There are different types of First Party Special Needs Trusts. The first is referred to as a “Payback” or “(d)(4)(A)” trust which references the federal statute authorizing these trusts. “Payback” trusts are created with the assets of the person with special needs who must be under the age of 65. These trusts can be established by the person with the disability if mentally competent, a parent, grandparent, legal guardian or a court. And, most significantly, “Payback” trusts require that upon the death of the beneficiary, any funds remaining in the trust must first be paid to the state to reimburse for Medical expenses paid on the beneficiary’s behalf over the course of his or her lifetime.
The second type of First Party Special Needs Trusts are commonly referred to as "Pooled Trusts". These trusts pool the resources of many persons with special needs and are established and managed by non-profit organizations. Individual accounts are set up for each beneficiary who joins the pooled trust and each beneficiary receives distributions from their own account. Unlike individual special needs trusts, pooled trusts may be created for beneficiaries of any age and may be created by the beneficiary. Although there are no “payback” requirements to the state upon the beneficiary’s death, any funds remaining in the account upon the death of the beneficiary are held in the “pooled trust” for the benefit of the other disabled beneficiaries. “Pooled Trusts” typically work well for people with limited assets who cannot justify the costs associated with creating and maintaining an individual trust and/or do not have a trusted family member or friend who can serve as trustee.
When a person with a developmental disability turns 18 years of age that person is considered an adult in the eyes of the law. Parents and/or legal guardians can no longer make important life decisions for this family member, including medical decisions and where the person lives, without the appropriate legal documents in place. A conservatorship will allow the parents, or family members, who have cared for the developmentally disabled person to continue to do so once he or she becomes an adult.
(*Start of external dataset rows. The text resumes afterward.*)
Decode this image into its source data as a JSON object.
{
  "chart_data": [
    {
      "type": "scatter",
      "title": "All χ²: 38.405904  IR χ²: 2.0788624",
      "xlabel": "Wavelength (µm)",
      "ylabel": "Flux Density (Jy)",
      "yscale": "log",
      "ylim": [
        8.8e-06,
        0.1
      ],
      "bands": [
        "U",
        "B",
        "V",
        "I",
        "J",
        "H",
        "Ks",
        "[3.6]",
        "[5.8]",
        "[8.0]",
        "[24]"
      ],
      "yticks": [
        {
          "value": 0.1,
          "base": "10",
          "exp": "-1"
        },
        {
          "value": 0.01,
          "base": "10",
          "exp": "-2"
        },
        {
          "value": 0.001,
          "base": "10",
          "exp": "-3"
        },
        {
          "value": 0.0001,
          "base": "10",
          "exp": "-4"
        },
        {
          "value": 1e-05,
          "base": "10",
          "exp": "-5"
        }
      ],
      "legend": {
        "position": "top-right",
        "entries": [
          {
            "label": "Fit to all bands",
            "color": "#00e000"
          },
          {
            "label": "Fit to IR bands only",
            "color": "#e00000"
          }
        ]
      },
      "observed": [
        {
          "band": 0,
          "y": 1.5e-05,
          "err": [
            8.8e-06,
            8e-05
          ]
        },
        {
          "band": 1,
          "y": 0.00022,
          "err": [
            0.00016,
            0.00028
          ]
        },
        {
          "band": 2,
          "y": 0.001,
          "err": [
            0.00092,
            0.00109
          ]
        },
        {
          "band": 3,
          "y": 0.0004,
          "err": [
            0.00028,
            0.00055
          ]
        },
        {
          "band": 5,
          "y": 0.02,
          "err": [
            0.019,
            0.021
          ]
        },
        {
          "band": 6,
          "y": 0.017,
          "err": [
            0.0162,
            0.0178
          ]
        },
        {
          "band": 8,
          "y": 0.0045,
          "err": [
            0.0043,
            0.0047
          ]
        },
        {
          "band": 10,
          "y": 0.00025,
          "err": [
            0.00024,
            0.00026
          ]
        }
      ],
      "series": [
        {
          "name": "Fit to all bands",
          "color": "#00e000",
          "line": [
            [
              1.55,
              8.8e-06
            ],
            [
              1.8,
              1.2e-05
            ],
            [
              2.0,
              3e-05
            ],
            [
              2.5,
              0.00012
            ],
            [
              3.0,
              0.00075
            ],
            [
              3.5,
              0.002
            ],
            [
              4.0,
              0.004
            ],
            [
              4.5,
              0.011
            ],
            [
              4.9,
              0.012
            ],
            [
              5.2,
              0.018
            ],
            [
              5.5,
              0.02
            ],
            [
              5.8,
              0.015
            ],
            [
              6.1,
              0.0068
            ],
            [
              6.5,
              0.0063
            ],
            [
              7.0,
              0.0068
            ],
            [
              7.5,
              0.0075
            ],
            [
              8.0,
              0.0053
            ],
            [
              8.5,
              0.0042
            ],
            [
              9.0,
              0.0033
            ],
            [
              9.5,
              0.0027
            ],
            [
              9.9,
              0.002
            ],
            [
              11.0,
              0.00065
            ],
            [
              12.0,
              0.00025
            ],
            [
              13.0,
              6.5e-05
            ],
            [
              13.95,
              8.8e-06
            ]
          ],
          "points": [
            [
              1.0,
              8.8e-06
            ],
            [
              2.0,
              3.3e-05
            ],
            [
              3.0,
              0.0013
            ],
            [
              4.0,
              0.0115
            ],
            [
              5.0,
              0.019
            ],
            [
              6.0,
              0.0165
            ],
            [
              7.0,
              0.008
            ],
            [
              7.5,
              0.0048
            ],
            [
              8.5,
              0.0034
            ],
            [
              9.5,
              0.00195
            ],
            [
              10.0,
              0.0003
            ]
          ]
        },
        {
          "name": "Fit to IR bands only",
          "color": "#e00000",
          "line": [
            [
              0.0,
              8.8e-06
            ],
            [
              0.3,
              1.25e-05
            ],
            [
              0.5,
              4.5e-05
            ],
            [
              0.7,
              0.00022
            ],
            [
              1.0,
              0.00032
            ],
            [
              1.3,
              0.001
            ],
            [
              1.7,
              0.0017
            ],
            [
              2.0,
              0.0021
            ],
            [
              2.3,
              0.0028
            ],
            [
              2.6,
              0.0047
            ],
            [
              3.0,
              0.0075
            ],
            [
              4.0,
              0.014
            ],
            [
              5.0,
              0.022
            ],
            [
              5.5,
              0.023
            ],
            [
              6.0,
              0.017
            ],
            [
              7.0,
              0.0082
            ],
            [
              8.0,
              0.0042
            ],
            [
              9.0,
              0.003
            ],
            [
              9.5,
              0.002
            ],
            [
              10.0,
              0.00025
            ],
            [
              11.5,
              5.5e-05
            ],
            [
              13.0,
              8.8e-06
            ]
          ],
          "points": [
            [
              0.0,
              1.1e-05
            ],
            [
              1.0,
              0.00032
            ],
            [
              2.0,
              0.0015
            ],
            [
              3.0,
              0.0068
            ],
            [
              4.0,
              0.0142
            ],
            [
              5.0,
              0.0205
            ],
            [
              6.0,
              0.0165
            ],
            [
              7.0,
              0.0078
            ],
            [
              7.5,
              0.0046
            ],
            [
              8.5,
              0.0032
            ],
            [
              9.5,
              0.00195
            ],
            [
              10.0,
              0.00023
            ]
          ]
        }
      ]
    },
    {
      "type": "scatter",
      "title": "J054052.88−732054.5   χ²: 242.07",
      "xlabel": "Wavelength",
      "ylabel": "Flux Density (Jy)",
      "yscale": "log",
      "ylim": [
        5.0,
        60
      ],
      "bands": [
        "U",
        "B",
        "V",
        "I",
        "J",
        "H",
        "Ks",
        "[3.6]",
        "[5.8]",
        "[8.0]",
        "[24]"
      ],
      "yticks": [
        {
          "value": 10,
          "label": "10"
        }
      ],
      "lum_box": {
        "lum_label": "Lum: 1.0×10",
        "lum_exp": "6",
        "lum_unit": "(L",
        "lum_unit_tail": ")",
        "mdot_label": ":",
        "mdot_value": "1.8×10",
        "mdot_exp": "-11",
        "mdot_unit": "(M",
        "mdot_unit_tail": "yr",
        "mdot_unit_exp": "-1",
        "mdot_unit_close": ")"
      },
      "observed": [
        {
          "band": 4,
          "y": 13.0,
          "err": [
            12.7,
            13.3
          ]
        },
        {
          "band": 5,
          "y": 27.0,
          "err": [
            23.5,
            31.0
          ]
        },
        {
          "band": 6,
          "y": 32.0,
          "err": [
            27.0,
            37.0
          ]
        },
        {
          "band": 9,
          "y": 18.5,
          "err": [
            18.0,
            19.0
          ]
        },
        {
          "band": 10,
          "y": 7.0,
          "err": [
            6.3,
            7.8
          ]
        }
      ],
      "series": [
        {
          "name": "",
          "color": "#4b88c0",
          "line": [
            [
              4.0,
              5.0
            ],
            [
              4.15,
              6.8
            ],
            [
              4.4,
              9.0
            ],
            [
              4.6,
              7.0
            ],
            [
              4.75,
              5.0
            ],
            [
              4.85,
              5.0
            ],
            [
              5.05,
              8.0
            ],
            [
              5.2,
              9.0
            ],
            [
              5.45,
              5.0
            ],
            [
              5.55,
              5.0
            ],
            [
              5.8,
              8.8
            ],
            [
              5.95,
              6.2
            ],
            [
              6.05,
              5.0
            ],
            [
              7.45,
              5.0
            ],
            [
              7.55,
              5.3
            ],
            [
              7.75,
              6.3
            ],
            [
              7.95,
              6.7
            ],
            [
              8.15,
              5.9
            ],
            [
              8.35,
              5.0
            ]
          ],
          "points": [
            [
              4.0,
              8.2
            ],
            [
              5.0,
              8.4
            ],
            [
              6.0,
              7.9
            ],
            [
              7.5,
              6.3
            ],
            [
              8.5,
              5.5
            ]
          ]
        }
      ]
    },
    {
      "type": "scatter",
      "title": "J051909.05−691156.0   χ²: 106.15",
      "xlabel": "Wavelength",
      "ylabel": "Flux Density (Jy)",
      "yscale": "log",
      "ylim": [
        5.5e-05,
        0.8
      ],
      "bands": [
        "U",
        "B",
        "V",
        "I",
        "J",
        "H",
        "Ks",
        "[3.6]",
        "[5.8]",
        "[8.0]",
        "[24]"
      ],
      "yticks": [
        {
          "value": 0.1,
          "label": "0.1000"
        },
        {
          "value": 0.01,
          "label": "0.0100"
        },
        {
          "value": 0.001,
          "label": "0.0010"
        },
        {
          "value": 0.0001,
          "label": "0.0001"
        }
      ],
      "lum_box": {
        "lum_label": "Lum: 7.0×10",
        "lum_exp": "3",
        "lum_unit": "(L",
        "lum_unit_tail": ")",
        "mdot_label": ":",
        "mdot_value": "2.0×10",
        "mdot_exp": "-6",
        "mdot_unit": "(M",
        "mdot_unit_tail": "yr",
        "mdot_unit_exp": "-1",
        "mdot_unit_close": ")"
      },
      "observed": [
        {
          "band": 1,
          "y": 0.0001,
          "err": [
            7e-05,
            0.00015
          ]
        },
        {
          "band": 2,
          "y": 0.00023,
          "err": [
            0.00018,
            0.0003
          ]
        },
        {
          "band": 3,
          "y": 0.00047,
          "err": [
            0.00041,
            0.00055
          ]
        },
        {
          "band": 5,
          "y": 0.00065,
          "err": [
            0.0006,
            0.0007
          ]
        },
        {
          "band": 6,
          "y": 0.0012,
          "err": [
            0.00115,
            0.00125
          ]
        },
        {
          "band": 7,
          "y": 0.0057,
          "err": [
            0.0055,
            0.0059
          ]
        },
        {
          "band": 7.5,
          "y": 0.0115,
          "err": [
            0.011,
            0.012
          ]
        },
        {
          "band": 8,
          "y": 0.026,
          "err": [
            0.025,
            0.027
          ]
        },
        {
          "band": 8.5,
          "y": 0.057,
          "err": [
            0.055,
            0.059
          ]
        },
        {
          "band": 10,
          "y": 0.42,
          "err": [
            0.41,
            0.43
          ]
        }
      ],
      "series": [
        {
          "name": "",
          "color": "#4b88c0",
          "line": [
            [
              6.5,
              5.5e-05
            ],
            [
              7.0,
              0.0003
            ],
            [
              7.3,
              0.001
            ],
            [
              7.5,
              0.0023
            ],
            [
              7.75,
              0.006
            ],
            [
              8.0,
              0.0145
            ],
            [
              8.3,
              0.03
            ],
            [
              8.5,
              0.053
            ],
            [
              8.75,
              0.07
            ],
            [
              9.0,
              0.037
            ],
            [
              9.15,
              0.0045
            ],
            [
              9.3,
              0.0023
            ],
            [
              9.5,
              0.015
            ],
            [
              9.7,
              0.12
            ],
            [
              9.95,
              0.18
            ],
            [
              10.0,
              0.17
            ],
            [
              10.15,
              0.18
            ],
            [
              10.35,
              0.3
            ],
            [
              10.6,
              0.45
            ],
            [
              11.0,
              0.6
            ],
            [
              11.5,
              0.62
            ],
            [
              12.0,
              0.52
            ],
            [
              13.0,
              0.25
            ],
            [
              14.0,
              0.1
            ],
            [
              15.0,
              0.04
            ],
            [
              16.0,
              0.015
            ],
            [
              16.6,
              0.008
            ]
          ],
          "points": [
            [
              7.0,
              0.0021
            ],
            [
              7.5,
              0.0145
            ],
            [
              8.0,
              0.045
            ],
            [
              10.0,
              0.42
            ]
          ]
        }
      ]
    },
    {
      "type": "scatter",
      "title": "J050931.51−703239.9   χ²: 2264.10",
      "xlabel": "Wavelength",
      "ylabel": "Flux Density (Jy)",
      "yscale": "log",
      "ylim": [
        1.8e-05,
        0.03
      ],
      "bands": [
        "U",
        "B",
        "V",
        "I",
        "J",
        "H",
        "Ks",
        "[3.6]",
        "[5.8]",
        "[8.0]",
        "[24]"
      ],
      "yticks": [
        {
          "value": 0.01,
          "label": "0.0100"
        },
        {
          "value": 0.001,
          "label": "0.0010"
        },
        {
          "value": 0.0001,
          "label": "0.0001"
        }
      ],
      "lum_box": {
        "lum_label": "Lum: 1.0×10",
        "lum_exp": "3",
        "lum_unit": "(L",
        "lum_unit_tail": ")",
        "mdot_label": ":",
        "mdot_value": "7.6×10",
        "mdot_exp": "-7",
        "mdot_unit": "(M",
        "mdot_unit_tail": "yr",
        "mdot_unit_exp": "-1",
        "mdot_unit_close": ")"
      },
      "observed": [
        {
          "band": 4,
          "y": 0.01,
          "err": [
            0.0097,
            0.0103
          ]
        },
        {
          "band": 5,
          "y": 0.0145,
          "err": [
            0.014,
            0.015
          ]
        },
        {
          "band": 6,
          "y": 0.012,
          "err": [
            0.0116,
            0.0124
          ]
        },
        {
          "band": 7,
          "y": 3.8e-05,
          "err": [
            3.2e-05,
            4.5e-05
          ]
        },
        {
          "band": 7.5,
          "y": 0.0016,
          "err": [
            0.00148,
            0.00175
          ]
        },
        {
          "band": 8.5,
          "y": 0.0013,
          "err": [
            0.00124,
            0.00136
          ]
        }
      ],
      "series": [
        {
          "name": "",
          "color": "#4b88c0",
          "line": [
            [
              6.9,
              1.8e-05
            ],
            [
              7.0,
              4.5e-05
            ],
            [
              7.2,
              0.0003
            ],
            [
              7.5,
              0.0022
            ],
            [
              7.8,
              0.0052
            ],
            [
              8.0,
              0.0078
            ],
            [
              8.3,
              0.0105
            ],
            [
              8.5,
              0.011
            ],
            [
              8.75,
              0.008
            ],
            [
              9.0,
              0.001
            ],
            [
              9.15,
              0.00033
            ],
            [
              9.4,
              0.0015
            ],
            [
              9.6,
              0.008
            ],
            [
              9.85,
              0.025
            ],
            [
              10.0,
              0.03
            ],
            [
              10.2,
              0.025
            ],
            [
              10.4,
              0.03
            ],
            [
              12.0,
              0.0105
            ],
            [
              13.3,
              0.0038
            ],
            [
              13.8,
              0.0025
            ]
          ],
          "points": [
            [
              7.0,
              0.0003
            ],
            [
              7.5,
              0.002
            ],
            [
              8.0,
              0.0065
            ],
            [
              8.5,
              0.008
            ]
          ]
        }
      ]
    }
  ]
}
There are several types of conservatorships. A limited conservatorship of the person applies to an adult with a developmental disability who is unable to provide for his/her personal needs. A limited conservatorship of the person is established when a court appoints a trusted person (the conservator), usually a family member, to protect and care for the person with the developmental disability (the conservatee). A limited conservatorship of the person generally grants the following powers to the person appointed as the conservator:
- Decide where the conservatee resides.
- Access to the conservatee’s confidential records or papers.
- Consent or withhold consent to marriage or entrance into
a domestic partnership on behalf of the conservatee.
- Enter into contracts on behalf of the conservatee.
- Give or withhold medical consent on behalf of the conservatee.
- Control the conservatee’s social and sexual contacts and relationships.
- Make decisions regarding the education of the conservatee.
The limited conservator is also responsible for providing the developmentally disabled adult with food, clothing, shelter, medical care and general well -being. Preparation of the court documents required for a limited conservatorship of the person can generally take 3-4 months. If you want to establish a limited conservatorship for someone who will soon be 18 years of age you should plan ahead. Otherwise, you can establish a limited conservatorship at any time after the person with the disability turns 18 years of age.